PDF 2 HTML Error

Hello,


I am getting “Index Out of Bound” error while replace email address in PDF file and then save it to html format.

I am using below code :

//open document
Document pdfDocument = new Document(“input.pdf”);
//create TextAbsorber object to find all instances of the input search phrase
TextFragmentAbsorber textFragmentAbsorber = new TextFragmentAbsorber("\d{4}-\d{4}"); //like 1999-2000
//set text search option to specify regular expression usage
TextSearchOptions textSearchOptions = new TextSearchOptions(true);
textFragmentAbsorber.TextSearchOptions = textSearchOptions;
//accept the absorber for all the pages
pdfDocument.Pages.Accept(textFragmentAbsorber);
//get the extracted text fragments
TextFragmentCollection textFragmentCollection = textFragmentAbsorber.TextFragments;
//loop through the fragments
foreach (TextFragment textFragment in textFragmentCollection)
{
//update text and other properties
textFragment.Text = “New Phrase”;
set to an instance of an object.
textFragment.TextState.Font = FontRepository.FindFont(“Verdana”);
textFragment.TextState.FontSize = 22;
textFragment.TextState.ForegroundColor = Aspose.Pdf.Color.FromRgb(System.Drawing.Color.Blue);
textFragment.TextState.BackgroundColor = Aspose.Pdf.Color.FromRgb(System.Drawing.Color.Green);
}
  HtmlSaveOptions htmlOptions = new HtmlSaveOptions();
htmlOptions.FixedLayout = true;
htmlOptions.FontSavingMode = HtmlSaveOptions.FontSavingModes.AlwaysSaveAsTTF;
htmlOptions.RasterImagesSavingMode = HtmlSaveOptions.RasterImagesSavingModes.AsEmbeddedPartsOfPngPageBackground;

pdfDocument.Save(“output.html”,htmlOptions);

Please reply As soon as possible.

Thanks,

Jignesh Chauhan

Hi Jignesh,


Thanks for using our API’s.

I have tested the scenario using one of my sample PDF files and I am unable to notice any problem. Can you please share the source/input PDF file causing this problem so that we can further look into this matter.

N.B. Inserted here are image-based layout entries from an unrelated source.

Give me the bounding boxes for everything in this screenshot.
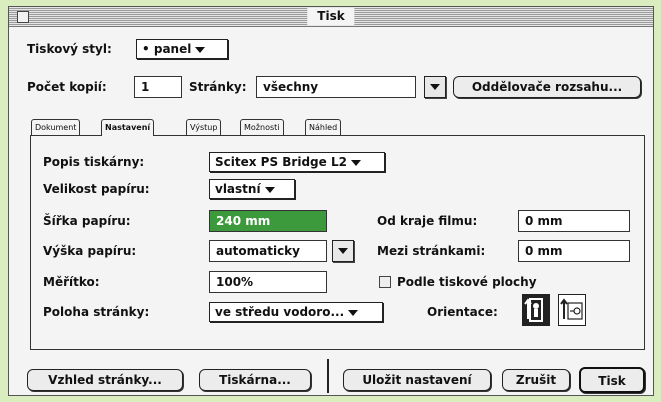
window-title: Tisk bbox=[307, 8, 355, 25]
print-button[interactable]: Tisk bbox=[579, 367, 645, 393]
chevron-down-icon bbox=[350, 159, 361, 166]
scale-label: Měřítko: bbox=[43, 275, 100, 289]
tab-nahled[interactable]: Náhled bbox=[305, 119, 342, 135]
tab-moznosti[interactable]: Možnosti bbox=[240, 119, 284, 135]
close-box[interactable] bbox=[17, 11, 29, 23]
film-edge-label: Od kraje filmu: bbox=[377, 214, 478, 228]
page-position-popup[interactable]: ve středu vodoro... bbox=[209, 302, 383, 322]
paper-width-field[interactable]: 240 mm bbox=[209, 210, 327, 232]
button-divider bbox=[327, 359, 329, 393]
title-bar[interactable]: Tisk bbox=[9, 7, 653, 27]
between-pages-label: Mezi stránkami: bbox=[377, 244, 486, 258]
tab-dokument[interactable]: Dokument bbox=[31, 119, 81, 135]
settings-panel: Popis tiskárny: Scitex PS Bridge L2 Veli… bbox=[30, 135, 645, 350]
pages-label: Stránky: bbox=[189, 80, 247, 94]
fit-print-area-label: Podle tiskové plochy bbox=[397, 275, 537, 289]
chevron-down-icon bbox=[195, 46, 206, 53]
page-position-label: Poloha stránky: bbox=[43, 305, 150, 319]
page-position-value: ve středu vodoro... bbox=[215, 305, 345, 319]
separators-button[interactable]: Oddělovače rozsahu... bbox=[453, 76, 641, 98]
pages-dropdown-button[interactable] bbox=[424, 76, 446, 98]
paper-size-label: Velikost papíru: bbox=[43, 182, 150, 196]
cancel-button[interactable]: Zrušit bbox=[502, 369, 570, 391]
paper-width-label: Šířka papíru: bbox=[43, 214, 131, 228]
paper-height-label: Výška papíru: bbox=[43, 244, 137, 258]
landscape-orientation-icon[interactable] bbox=[558, 294, 586, 326]
print-style-label: Tiskový styl: bbox=[27, 42, 112, 56]
tab-vystup[interactable]: Výstup bbox=[186, 119, 222, 135]
printer-desc-popup[interactable]: Scitex PS Bridge L2 bbox=[209, 152, 385, 172]
paper-size-popup[interactable]: vlastní bbox=[209, 179, 295, 199]
copies-label: Počet kopií: bbox=[27, 80, 107, 94]
fit-print-area-checkbox[interactable] bbox=[379, 276, 391, 288]
film-edge-field[interactable]: 0 mm bbox=[518, 210, 630, 232]
save-settings-button[interactable]: Uložit nastavení bbox=[343, 369, 491, 391]
tab-nastaveni[interactable]: Nastavení bbox=[101, 119, 155, 136]
paper-height-field[interactable]: automaticky bbox=[209, 240, 327, 262]
page-setup-button[interactable]: Vzhled stránky... bbox=[27, 369, 183, 391]
scale-field[interactable]: 100% bbox=[209, 271, 327, 293]
print-style-value: • panel bbox=[142, 42, 192, 56]
chevron-down-icon bbox=[264, 186, 275, 193]
printer-desc-value: Scitex PS Bridge L2 bbox=[215, 155, 347, 169]
printer-button[interactable]: Tiskárna... bbox=[199, 369, 311, 391]
orientation-label: Orientace: bbox=[427, 305, 498, 319]
chevron-down-icon bbox=[348, 309, 359, 316]
print-style-popup[interactable]: • panel bbox=[136, 39, 228, 59]
between-pages-field[interactable]: 0 mm bbox=[518, 240, 630, 262]
portrait-orientation-icon[interactable] bbox=[522, 294, 550, 326]
copies-field[interactable]: 1 bbox=[134, 76, 182, 98]
paper-size-value: vlastní bbox=[215, 182, 261, 196]
print-dialog: Tisk Tiskový styl: • panel Počet kopií: … bbox=[8, 6, 654, 396]
paper-height-dropdown-button[interactable] bbox=[332, 240, 354, 262]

We are sorry for this inconvenience.

Hello,


Please find attached Pdf file in which I got error. When I save this as PDF then it works perfectly and also email address is replaced with xxxxxx.

And also If I try to save original Pdf with out replacing email address as Html then also it works fine. Can you please check below code and advise me, where I made mistake.

Code :
Document pdfDocument = new Document(@“D:\EmailDemo.pdf”);
TextFragmentAbsorber textFragmentAbsorberForEmail = new TextFragmentAbsorber(@"\w+([-+.’]\w+)@\w+([-.]\w+).\w+([-.]\w+)*");
TextSearchOptions textSearchOptions = new TextSearchOptions(true);
textFragmentAbsorberForEmail.TextSearchOptions = textSearchOptions;
pdfDocument.Pages.Accept(textFragmentAbsorberForEmail);
TextFragmentCollection textFragmentCollection = textFragmentAbsorberForEmail.TextFragments;
//loop through the fragments
foreach (TextFragment textFragment in textFragmentCollection)
{
textFragment.Text = “xxxxxxxxxxxxxx”;
textFragment.TextState.Font = FontRepository.FindFont(“Verdana”);
textFragment.TextState.FontSize = 12;
textFragment.TextState.ForegroundColor = Aspose.Pdf.Color.FromRgb(System.Drawing.Color.Black);
textFragment.TextState.BackgroundColor = Aspose.Pdf.Color.FromRgb(System.Drawing.Color.Black);
}
HtmlSaveOptions htmlOptions = new HtmlSaveOptions();
htmlOptions.FixedLayout = true;
htmlOptions.FontSavingMode = HtmlSaveOptions.FontSavingModes.AlwaysSaveAsTTF;
htmlOptions.RasterImagesSavingMode = HtmlSaveOptions.RasterImagesSavingModes.AsEmbeddedPartsOfPngPageBackground;

pdfDocument.Save(@“D:\EmailDemo.html”, htmlOptions);


Thanks,

Jignesh Chauhan

Hi Jignesh,

Thanks for your sharing code ad source file. We have tested the scenario and unable to replicate the issue while applying a valid license file. If you are evaluating our product without a valid license then please make request a 30 days temporary license otherwise double check whether your license is not expired or properly applied as suggest in the licensing document. Applying a valid license will fix your issue.

Please feel free to contact us for any further assistance.

Best Regards,

Hi Jignesh,


Adding more to Tilal’s comments, the IndexOutOfRangeException - Index was outside the bounds of the array, occurs when using Aspose.Pdf for .NET in trial mode. However when using a valid license, the conversion is performed without any issue.